If there’s anything the raging controversy over whether or not unvaccinated players should be allowed to compete at the Australian Open shows, it’s that the need to adhere to safety protocols will constantly be tested by economic realities. Clearly, authorities in Victoria want to keep in place state regulations, considered among the most stringent in the world, but whose enforcement has provided results in keeping coronavirus disease 2019 (COVID-19) numbers down. That said, the sport’s first major spectacle of the year is a decided tourist bonanza; it’s by far the most-attended Grand Slam event, with around 800,000 spectators gracing tournament grounds every single year. And the revenues to be generated are precisely why Prime Minister Scott Morrison wants to spread the welcome mat even for those who have yet to get jabbed.
So far, Daniel Andrews, premier of Victoria, where Melbourne Park is located, has resisted pressure from Tennis Australia, who wants “to hold the Australian Open as close to pre-pandemic conditions as possible.” The governing body charged with handling preparations for the major stop is understandably pushing for the relaxation of measures so that players who have not been able, or utterly refused, to get vaxxed can compete. Current rules require that visitors to the Southeastern Australian state be fully vaccinated before being allowed in; these would automatically disqualify quite a number of racket wielders from both genders, including World Number One and three-time defending champion Novak Djokovic.

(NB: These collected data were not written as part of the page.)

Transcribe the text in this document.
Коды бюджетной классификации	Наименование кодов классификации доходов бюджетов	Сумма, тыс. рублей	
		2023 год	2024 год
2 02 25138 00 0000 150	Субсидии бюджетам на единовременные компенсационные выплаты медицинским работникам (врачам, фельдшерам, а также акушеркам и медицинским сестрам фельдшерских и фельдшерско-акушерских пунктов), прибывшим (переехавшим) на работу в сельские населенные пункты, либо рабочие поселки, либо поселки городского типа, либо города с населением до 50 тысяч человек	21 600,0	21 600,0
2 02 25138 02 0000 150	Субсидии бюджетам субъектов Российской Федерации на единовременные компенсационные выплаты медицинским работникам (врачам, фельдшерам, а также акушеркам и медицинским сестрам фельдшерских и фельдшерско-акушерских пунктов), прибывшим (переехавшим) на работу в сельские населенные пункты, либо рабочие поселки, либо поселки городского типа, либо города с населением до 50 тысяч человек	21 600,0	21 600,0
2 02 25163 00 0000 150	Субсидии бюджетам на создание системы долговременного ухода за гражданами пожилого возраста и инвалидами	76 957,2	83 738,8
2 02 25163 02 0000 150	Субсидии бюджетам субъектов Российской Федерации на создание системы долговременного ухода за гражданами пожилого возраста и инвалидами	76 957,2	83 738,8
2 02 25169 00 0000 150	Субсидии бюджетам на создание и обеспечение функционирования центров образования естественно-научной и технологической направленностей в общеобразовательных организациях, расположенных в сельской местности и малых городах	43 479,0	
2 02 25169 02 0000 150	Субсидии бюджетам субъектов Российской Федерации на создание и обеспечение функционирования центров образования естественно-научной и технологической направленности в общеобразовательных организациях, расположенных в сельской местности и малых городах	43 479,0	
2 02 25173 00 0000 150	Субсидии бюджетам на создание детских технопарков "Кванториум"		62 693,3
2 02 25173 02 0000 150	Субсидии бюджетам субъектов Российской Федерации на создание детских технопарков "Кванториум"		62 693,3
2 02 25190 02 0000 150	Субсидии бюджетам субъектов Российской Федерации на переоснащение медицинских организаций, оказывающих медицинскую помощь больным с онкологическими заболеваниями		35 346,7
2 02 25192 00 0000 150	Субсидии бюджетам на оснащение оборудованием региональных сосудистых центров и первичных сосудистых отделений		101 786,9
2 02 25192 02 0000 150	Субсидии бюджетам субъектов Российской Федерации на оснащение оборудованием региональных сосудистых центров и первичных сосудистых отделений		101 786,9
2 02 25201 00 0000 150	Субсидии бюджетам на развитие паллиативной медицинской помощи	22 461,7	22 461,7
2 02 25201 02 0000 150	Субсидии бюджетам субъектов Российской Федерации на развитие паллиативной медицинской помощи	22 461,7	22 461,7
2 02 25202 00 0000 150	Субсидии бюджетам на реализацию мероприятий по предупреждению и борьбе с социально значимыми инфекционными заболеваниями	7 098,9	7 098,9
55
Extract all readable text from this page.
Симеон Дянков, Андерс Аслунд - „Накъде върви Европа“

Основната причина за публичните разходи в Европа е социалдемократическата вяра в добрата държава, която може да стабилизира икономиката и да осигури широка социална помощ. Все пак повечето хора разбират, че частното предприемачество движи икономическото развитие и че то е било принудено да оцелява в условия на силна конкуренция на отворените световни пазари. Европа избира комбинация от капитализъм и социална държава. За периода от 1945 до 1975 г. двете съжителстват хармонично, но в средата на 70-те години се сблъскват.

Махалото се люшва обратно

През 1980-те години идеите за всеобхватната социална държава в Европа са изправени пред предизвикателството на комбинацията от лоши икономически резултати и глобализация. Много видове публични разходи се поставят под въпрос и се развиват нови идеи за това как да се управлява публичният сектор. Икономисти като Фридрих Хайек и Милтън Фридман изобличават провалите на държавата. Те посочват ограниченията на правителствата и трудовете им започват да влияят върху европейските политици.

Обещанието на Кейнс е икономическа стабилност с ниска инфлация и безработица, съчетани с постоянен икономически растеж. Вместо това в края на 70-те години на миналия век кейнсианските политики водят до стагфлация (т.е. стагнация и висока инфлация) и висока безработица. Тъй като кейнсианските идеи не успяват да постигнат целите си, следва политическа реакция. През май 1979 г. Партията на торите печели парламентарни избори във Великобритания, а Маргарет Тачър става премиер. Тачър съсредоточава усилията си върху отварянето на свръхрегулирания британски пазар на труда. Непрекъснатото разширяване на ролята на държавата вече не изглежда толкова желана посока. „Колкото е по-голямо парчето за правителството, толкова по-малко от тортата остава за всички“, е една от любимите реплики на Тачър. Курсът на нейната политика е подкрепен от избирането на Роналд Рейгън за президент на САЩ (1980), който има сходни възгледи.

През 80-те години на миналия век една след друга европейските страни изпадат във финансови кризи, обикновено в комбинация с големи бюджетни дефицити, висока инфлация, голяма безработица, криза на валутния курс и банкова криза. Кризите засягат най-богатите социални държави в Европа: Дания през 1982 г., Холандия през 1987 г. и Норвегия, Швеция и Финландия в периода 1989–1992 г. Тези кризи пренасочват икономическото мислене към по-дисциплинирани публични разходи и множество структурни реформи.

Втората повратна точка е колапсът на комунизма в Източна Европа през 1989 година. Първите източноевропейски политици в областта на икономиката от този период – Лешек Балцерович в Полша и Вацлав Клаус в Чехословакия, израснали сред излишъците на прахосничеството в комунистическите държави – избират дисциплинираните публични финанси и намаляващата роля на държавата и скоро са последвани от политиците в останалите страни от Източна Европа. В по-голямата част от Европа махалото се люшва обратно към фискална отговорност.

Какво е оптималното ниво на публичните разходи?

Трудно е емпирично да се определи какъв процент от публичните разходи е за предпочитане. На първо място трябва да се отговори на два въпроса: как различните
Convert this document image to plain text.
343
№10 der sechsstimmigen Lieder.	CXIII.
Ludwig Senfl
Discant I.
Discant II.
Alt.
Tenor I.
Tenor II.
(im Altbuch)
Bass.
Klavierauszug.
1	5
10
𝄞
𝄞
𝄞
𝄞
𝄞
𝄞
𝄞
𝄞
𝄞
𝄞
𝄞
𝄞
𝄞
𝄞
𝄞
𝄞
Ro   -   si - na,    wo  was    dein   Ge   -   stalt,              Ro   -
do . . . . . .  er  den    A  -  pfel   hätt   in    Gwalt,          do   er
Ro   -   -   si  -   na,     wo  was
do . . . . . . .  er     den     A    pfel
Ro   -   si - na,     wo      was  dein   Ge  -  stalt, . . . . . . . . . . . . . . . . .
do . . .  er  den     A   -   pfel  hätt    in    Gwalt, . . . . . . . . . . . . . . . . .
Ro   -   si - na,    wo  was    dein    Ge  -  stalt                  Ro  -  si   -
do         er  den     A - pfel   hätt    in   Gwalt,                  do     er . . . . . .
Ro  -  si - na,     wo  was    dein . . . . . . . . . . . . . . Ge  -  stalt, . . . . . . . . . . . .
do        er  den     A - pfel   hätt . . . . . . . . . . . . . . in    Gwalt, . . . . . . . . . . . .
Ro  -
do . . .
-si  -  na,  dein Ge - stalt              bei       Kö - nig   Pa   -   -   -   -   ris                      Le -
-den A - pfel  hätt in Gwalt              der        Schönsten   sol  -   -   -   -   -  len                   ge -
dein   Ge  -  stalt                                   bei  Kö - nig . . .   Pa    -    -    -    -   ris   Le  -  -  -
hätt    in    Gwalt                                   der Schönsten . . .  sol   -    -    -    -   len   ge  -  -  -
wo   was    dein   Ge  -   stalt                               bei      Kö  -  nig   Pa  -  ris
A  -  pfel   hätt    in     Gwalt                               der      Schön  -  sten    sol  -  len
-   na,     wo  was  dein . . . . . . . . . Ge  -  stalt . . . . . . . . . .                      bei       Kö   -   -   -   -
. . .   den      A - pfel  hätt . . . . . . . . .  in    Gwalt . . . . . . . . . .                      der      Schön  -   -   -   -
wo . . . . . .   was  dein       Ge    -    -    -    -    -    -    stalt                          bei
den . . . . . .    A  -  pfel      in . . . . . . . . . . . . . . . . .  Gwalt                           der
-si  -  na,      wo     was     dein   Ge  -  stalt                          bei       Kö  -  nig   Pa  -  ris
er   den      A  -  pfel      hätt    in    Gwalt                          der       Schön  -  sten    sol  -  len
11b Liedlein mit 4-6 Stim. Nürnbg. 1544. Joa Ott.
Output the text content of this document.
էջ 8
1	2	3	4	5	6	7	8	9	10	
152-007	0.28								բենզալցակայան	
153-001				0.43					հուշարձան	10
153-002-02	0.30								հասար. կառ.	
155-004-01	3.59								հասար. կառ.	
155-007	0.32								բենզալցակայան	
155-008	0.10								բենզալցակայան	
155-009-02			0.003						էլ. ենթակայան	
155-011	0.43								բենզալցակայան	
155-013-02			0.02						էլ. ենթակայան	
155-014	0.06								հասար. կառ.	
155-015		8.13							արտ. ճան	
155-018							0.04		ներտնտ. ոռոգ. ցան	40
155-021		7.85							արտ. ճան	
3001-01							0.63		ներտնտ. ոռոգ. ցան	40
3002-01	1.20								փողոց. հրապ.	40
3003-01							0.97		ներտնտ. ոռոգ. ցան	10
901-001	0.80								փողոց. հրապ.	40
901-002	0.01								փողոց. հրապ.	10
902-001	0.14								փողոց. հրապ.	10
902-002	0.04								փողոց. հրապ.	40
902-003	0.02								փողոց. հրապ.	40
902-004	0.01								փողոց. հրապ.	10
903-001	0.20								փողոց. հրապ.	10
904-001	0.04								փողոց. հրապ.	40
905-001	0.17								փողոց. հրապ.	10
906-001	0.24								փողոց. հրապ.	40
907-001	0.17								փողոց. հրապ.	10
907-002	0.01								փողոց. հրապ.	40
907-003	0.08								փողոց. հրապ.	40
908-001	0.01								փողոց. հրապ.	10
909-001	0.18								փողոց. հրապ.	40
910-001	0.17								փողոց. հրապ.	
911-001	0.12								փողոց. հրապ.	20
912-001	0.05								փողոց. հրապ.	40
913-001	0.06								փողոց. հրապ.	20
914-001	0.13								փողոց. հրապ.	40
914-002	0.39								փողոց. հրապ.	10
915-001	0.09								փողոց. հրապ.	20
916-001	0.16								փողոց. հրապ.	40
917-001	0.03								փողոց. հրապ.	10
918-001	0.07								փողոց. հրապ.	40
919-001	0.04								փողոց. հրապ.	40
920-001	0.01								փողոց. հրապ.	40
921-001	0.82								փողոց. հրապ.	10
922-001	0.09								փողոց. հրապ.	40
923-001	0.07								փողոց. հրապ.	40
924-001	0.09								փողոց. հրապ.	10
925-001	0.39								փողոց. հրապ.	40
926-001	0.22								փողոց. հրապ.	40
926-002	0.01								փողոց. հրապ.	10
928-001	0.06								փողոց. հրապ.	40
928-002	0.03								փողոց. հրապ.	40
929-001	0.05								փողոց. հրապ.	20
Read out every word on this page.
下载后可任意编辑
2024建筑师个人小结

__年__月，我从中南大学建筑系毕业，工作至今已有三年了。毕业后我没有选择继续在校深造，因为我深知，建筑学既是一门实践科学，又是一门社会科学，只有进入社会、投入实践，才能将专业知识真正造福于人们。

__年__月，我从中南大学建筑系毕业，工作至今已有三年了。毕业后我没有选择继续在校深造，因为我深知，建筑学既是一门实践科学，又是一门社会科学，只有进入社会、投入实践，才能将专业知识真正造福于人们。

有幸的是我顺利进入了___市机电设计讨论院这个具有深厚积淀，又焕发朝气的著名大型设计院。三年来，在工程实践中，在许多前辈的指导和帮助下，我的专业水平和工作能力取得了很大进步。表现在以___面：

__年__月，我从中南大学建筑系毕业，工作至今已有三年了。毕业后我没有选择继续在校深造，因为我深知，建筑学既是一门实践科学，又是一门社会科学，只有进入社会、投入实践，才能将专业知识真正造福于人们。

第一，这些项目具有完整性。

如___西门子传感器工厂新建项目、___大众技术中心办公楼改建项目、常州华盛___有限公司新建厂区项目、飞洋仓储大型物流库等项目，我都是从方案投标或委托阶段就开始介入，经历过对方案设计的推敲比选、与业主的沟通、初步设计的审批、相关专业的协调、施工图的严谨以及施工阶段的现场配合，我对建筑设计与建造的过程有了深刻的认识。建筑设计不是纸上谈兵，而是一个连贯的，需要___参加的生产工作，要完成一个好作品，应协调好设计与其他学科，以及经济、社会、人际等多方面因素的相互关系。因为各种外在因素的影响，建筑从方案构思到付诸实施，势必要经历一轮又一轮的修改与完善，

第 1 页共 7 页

Considering the prospect of top draws being absent from the Australian Open, Morrison pushed for an alternative solution. “We want major events in this country. A lot of jobs depend on it. We want Australia to show the world that we are open,” he argued. “If there is a special exemption that is warranted for an economic reason… that can happen, but you have to follow the health rules in that state.” And then he qualified his statement, in the process underscoring where he stood. “Two weeks’ quarantine for unvaccinated people, that is sensible.”
To be sure, Victoria isn’t budging. “What I want to make very clear is that the state of Victoria will not be applying for any exemptions for unvaccinated players,” Andrews contended. “I am not going to require people sitting in the grandstand, people working at the event, to be vaccinated while players aren’t. So we’re not going to be applying for an exemption. Therefore, the issue is basically resolved.” Perhaps. Then again, there remains two whole months before the turn of the year — during which time a compromise can still be reached.
How the Australian Open ultimately unfolds remains to be seen. It may be a matter of political will, but whose will? Only time will tell.
Anthony L. Cuaycong has been writing Courtside since BusinessWorld introduced a Sports section in 1994. He is a consultant on strategic planning, operations and Human Resources management, corporate communications, and business development.